Latest revision as of 09:34, 10 March 2025

Problem

In $\triangle ABC$, $\angle A = 100^\circ$, $\angle B = 50^\circ$, $\angle C = 30^\circ$, $\overline{AH}$ is an altitude, and $\overline{BM}$ is a median. Then $\angle MHC=$

[asy] draw((0,0)--(16,0)--(6,6)--cycle); draw((6,6)--(6,0)--(11,3)--(0,0)); dot((6,6)); dot((0,0)); dot((11,3)); dot((6,0)); dot((16,0)); label("A", (6,6), N); label("B", (0,0), W); label("C", (16,0), E); label("H", (6,0), S); label("M", (11,3), NE);[/asy]
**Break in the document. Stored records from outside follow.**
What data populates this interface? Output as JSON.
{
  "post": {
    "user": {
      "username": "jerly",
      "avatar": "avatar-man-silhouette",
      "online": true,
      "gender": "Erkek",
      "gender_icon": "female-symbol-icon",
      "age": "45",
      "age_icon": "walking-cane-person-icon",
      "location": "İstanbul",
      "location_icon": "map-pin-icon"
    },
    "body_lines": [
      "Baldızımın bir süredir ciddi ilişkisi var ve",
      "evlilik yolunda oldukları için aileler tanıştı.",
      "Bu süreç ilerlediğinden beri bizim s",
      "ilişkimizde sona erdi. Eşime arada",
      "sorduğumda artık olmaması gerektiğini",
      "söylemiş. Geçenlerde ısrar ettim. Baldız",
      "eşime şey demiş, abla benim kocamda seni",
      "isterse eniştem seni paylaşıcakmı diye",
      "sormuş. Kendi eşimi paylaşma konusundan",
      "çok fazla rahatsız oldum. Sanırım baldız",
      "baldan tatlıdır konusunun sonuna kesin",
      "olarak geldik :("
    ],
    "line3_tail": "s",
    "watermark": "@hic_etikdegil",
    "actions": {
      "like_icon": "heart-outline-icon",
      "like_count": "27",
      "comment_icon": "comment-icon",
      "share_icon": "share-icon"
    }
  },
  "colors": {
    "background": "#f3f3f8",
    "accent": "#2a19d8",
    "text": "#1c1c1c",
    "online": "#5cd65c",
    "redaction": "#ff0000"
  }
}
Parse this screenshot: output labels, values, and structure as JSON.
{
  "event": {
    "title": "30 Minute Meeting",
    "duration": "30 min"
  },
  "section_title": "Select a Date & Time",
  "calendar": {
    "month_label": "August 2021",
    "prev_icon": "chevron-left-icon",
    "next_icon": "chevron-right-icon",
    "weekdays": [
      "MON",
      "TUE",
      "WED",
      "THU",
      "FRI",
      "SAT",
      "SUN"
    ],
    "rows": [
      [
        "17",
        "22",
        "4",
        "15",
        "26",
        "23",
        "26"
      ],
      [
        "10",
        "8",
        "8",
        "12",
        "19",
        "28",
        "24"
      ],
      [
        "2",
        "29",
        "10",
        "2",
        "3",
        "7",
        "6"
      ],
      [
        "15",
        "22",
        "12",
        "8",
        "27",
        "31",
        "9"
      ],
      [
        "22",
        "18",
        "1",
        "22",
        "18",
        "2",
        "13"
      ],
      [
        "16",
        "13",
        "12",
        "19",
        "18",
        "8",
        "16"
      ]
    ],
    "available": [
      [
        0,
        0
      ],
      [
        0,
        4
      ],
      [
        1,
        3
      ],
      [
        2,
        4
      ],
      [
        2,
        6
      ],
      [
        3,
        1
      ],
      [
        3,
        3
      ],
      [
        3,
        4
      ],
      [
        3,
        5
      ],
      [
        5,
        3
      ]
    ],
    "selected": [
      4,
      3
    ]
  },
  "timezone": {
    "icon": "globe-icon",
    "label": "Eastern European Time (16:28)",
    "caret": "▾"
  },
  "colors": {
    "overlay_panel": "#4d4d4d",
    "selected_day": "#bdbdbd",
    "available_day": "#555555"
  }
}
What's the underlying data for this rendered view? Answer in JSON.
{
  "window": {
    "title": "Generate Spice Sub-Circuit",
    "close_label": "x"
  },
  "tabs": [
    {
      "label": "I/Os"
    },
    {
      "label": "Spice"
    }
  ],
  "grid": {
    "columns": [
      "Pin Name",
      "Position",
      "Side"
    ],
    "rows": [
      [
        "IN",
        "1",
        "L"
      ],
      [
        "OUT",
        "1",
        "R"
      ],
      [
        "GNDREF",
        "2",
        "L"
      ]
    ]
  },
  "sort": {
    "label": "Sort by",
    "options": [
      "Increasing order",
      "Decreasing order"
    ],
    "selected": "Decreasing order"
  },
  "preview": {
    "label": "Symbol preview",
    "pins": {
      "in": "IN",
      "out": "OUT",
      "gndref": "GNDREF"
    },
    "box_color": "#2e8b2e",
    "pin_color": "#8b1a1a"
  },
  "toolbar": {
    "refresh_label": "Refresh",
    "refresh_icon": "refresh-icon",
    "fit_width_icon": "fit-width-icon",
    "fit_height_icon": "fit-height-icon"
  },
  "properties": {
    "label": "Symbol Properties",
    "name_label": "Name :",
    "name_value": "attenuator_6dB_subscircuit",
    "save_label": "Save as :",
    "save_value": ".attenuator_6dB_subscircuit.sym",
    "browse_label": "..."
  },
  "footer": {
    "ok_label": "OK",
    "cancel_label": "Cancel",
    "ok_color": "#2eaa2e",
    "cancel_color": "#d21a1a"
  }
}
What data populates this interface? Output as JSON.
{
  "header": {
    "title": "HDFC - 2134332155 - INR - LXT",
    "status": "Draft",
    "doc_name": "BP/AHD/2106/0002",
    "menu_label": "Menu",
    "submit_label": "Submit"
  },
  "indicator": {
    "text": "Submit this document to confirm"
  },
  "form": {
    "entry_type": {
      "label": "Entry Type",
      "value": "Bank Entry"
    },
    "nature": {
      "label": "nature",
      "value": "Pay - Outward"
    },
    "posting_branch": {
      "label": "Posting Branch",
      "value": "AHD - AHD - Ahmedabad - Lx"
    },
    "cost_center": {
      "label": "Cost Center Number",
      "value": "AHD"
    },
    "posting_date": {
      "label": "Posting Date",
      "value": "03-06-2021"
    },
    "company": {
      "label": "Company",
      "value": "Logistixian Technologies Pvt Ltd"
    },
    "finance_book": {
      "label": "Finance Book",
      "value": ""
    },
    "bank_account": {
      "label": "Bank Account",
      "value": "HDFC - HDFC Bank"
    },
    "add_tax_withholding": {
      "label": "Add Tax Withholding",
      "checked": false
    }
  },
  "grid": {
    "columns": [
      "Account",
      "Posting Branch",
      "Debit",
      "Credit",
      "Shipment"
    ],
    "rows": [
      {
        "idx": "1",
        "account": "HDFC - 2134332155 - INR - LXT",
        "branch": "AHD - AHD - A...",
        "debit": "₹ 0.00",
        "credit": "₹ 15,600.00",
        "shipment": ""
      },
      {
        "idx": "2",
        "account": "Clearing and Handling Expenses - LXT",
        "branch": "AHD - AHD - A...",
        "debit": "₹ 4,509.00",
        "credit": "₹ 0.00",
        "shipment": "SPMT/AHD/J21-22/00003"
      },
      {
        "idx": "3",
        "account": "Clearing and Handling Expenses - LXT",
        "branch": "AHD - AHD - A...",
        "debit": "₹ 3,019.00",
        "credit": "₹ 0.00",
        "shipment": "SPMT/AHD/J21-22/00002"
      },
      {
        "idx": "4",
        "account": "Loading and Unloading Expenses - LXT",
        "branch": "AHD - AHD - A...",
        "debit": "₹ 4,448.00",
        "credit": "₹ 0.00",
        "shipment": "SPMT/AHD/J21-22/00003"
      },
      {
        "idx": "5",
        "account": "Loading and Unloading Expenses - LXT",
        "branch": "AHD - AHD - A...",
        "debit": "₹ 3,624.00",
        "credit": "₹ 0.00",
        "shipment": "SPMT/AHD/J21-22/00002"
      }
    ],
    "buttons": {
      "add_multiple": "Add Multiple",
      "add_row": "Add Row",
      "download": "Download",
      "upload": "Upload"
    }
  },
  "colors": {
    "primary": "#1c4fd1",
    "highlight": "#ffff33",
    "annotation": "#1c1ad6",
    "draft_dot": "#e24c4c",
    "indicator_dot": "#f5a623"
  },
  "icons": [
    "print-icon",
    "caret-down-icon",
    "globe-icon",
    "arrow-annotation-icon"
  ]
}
$\textrm{(A)}\ 15^\circ\qquad\textrm{(B)}\ 22.5^\circ\qquad\textrm{(C)}\ 30^\circ\qquad\textrm{(D)}\ 40^\circ\qquad\textrm{(E)}\ 45^\circ$

Solution

We are told that $\overline{BM}$ is a median, so $\overline{AM}=\overline{MC}$. Drop an altitude from $M$ to $\overline{HC}$, adding point $N$, and you can see that $\triangle ACH$ and $\triangle MCN$ are similar, implying $\overline{HN}=\overline{NC}$, implying that $\triangle MNH$ and $\triangle MNC$ are congruent, so $\angle MHC=\angle C=30^\circ$.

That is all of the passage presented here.